Creative Writing | Film and Media Studies

Keywords

cinema vérité, avant garde film, experimental film, 1960s, Central Park, New York, Civil Rights, rebellion, William Greaves

Abstract

Symbiopsychotaxiplasm: Take X-4 is a zine that analyzes and responds to William Greaves’s 1968 experimental documentary film titled Symbiopscyhotaxiplasm: Take One, in which Greaves performs the role of a bad director in order to compel his film crew into rebelling against him. As a Civil Rights Activist, Greaves was interested in exploring the relationship between authority figures and the oppressed, particularly how this dynamic operates on a film set. The film consists of three channels of footage: the fictional script being filmed; footage of the film being filmed; and footage of everything else occurring on the set. The fictional channel consists of a pair of actors performing the same, awful dialogue between Freddie and Alice. The film crew and audience remain unaware that Greaves intended for the bad script and multi-channel action to frustrate and provoke the crew and audience. The film crew ultimately rebels against their director, by stealing film equipment to film their own conversations about Greaves and his lack of adequate direction.

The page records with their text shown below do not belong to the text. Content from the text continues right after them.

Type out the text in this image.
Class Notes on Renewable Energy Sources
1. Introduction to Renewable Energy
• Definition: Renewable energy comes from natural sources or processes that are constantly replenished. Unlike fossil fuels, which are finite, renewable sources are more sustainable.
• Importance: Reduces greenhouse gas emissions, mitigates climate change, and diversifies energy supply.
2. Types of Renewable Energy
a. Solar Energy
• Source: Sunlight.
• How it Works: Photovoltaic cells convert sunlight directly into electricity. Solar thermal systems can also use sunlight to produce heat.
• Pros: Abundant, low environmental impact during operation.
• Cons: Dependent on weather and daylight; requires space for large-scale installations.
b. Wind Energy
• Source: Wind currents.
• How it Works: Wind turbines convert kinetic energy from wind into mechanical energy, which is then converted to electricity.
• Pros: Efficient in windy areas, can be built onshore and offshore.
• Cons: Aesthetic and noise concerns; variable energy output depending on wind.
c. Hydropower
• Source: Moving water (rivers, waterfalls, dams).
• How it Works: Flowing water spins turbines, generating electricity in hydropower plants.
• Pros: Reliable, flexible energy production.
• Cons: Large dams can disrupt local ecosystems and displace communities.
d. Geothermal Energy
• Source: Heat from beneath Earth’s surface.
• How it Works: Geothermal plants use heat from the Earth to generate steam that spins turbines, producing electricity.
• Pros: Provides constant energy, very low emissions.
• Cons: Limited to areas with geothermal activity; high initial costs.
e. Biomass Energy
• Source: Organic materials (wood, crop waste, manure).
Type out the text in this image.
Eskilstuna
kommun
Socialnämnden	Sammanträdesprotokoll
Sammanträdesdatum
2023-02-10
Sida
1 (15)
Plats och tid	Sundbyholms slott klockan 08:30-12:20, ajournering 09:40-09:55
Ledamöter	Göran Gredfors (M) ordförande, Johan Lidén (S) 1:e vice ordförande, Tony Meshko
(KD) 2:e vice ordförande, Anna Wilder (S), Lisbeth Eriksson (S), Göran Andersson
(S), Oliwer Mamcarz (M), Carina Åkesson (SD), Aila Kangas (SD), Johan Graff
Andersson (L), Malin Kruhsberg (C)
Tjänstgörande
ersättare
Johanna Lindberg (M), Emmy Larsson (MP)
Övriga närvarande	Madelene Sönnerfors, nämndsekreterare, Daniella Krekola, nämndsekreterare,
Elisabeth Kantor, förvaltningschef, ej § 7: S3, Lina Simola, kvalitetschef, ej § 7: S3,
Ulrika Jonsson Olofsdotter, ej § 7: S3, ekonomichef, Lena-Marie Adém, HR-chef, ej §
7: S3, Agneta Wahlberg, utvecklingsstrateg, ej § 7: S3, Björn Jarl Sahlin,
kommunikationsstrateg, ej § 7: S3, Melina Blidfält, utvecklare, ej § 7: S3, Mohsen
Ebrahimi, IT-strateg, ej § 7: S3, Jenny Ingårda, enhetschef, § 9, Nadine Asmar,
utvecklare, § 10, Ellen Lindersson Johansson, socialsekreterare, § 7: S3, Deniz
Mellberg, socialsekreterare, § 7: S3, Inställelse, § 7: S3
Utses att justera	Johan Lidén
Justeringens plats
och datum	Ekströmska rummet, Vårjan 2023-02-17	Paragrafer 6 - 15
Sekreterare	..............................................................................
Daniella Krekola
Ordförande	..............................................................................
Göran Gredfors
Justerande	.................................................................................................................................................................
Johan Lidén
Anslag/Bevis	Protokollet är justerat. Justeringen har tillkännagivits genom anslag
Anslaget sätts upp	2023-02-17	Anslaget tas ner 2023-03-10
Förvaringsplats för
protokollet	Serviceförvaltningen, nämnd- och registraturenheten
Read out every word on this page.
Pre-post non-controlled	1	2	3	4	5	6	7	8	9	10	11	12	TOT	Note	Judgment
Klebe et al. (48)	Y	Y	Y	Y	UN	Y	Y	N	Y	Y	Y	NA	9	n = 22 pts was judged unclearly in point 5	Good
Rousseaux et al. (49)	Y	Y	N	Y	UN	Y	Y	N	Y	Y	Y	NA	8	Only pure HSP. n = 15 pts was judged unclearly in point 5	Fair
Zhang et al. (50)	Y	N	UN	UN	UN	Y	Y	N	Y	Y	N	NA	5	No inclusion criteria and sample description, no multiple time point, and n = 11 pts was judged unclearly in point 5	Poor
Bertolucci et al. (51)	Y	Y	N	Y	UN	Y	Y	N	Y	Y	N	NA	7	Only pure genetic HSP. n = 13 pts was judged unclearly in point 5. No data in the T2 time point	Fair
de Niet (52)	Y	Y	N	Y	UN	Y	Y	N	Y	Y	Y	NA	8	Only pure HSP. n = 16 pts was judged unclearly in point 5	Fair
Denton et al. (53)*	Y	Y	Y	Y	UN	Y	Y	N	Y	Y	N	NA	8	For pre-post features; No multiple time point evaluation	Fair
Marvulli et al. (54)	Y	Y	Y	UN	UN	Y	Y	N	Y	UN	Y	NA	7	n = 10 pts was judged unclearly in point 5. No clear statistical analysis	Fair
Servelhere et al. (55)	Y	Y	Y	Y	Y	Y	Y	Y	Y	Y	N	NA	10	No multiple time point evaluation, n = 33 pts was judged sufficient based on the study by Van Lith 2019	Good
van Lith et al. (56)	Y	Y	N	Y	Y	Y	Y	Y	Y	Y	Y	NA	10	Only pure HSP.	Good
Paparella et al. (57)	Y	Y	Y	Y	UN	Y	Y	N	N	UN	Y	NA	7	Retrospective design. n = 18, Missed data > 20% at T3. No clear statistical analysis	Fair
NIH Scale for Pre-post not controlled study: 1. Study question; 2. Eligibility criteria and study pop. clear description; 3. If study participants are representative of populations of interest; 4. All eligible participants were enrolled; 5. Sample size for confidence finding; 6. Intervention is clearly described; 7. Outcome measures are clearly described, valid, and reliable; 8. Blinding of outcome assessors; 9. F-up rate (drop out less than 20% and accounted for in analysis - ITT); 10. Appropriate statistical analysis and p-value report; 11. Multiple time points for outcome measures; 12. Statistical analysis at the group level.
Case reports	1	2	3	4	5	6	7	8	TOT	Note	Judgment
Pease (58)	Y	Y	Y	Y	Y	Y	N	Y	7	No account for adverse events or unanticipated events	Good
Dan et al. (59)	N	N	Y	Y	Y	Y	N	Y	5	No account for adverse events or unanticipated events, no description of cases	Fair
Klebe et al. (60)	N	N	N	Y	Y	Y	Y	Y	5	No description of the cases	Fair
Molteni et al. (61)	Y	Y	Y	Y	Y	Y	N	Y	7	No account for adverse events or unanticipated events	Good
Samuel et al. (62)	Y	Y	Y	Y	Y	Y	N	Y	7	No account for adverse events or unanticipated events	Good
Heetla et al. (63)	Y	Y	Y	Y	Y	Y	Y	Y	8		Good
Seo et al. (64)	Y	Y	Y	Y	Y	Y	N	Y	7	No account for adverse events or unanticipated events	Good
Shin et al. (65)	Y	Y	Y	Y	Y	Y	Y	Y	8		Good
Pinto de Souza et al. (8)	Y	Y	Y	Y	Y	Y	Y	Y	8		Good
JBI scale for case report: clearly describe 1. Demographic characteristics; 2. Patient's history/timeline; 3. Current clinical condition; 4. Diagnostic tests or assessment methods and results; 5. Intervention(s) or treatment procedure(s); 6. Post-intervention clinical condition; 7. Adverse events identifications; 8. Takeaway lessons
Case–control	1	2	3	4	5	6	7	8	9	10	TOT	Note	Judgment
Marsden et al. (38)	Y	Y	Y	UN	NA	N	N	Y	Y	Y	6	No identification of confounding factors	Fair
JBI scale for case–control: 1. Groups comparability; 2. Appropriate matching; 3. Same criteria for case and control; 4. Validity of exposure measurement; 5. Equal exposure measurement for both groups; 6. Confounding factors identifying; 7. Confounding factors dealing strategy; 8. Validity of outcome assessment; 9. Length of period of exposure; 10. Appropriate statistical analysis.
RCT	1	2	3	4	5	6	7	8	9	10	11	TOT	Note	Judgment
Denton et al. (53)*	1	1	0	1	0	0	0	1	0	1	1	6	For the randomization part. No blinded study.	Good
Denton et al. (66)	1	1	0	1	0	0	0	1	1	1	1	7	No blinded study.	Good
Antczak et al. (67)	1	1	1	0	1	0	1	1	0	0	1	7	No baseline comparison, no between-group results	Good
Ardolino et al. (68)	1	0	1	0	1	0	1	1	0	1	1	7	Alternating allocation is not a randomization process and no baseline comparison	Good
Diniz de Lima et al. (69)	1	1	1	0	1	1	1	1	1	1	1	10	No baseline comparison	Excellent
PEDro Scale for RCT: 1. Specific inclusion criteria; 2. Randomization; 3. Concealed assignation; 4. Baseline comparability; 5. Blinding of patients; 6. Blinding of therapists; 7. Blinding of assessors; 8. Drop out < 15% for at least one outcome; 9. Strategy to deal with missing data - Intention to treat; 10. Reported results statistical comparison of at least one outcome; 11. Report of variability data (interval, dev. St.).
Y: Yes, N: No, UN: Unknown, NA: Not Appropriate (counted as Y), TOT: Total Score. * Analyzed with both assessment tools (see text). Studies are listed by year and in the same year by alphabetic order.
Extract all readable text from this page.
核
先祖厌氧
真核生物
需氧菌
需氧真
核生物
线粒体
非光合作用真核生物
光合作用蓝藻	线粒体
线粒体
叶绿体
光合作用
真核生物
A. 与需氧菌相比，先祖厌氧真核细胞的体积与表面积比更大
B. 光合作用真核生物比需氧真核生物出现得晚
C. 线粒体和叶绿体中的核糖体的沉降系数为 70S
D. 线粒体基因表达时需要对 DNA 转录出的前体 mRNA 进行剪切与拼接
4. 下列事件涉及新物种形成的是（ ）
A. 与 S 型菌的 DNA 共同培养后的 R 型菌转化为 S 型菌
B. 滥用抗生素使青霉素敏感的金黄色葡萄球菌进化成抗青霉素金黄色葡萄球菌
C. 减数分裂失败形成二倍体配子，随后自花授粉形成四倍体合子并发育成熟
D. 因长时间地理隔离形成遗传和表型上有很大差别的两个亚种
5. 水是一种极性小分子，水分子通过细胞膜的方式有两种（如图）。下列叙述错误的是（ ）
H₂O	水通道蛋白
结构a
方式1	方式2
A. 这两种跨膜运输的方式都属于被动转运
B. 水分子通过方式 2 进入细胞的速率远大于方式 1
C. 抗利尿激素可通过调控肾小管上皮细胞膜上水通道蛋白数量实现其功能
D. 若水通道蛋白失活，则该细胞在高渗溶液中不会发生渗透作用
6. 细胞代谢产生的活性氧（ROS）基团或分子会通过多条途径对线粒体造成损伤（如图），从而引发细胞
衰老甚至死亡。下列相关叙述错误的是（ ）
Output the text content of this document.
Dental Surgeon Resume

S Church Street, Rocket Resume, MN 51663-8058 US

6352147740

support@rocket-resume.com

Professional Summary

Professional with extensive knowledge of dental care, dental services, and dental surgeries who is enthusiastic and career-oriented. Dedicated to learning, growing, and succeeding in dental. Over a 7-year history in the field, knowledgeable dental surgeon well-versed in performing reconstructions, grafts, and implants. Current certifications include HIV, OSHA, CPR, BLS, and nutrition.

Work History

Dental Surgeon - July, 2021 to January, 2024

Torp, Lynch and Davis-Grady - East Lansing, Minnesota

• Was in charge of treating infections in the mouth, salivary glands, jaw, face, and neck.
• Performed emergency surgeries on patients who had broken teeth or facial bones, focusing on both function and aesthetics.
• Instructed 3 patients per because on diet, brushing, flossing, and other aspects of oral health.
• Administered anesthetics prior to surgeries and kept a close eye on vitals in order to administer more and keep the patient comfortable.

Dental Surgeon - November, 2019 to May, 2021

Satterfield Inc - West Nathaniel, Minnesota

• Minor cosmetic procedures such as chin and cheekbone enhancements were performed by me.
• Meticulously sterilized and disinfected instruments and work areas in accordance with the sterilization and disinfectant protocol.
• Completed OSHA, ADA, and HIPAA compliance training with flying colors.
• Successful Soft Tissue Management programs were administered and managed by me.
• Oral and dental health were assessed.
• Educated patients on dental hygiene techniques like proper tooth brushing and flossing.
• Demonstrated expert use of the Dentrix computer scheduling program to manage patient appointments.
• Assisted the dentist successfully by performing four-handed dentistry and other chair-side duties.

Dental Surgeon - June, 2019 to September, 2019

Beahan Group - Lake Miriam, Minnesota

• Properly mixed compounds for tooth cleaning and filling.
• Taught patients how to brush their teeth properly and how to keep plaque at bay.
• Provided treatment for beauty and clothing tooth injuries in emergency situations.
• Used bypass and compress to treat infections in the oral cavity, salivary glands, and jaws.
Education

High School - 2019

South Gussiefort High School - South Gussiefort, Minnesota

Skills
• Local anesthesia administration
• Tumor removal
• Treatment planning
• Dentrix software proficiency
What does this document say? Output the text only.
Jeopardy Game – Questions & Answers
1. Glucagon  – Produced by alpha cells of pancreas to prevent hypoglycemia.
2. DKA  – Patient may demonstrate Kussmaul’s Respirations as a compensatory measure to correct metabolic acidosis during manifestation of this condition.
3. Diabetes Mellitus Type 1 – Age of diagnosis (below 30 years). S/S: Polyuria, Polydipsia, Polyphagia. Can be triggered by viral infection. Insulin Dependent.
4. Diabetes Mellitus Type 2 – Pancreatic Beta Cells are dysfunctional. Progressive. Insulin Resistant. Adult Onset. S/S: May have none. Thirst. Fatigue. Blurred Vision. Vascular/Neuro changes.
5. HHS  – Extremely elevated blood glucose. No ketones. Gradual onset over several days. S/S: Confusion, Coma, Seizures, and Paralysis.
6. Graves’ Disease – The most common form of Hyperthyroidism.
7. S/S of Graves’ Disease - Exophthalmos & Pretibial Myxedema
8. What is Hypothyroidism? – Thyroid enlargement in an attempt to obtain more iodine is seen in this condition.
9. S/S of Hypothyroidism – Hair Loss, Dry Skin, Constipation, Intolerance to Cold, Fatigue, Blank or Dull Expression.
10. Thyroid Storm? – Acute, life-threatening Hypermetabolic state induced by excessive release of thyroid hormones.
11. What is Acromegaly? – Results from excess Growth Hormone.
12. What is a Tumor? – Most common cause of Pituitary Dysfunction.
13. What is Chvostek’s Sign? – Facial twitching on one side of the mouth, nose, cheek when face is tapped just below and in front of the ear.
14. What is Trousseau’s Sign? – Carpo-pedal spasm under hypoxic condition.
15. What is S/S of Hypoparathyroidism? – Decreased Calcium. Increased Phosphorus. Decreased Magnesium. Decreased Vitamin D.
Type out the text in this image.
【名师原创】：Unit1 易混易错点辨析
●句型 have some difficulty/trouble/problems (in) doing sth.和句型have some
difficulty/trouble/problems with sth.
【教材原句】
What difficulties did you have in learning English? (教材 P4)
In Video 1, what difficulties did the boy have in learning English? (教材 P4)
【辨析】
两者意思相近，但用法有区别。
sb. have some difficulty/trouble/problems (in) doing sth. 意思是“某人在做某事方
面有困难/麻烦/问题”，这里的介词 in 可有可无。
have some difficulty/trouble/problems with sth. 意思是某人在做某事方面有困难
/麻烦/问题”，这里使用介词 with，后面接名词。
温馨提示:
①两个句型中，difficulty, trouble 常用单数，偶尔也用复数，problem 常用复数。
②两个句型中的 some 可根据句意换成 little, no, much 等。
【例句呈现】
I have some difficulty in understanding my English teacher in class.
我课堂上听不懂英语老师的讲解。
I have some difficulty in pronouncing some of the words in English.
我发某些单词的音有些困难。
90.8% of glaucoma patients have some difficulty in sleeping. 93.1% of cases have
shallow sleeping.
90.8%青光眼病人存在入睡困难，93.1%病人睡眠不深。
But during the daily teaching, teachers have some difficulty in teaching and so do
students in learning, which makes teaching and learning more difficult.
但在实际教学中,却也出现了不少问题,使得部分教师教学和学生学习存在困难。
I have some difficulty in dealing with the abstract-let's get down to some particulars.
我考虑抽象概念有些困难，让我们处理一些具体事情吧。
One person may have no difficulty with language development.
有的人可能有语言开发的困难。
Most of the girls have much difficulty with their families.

X-4 is designed to represent and address the various themes of the film in printed form and address the various themes of the film. My own personal response to the film is also incorporated in X-4, to mirror the film crew’s recording of their private reactions to Greaves and the film, and as a response to Greaves’s insistence that everyone should express their opinion on how structures of power operate in society. X-4 is a zine that currently exists in a printed run of 50 copies and is distributed for free.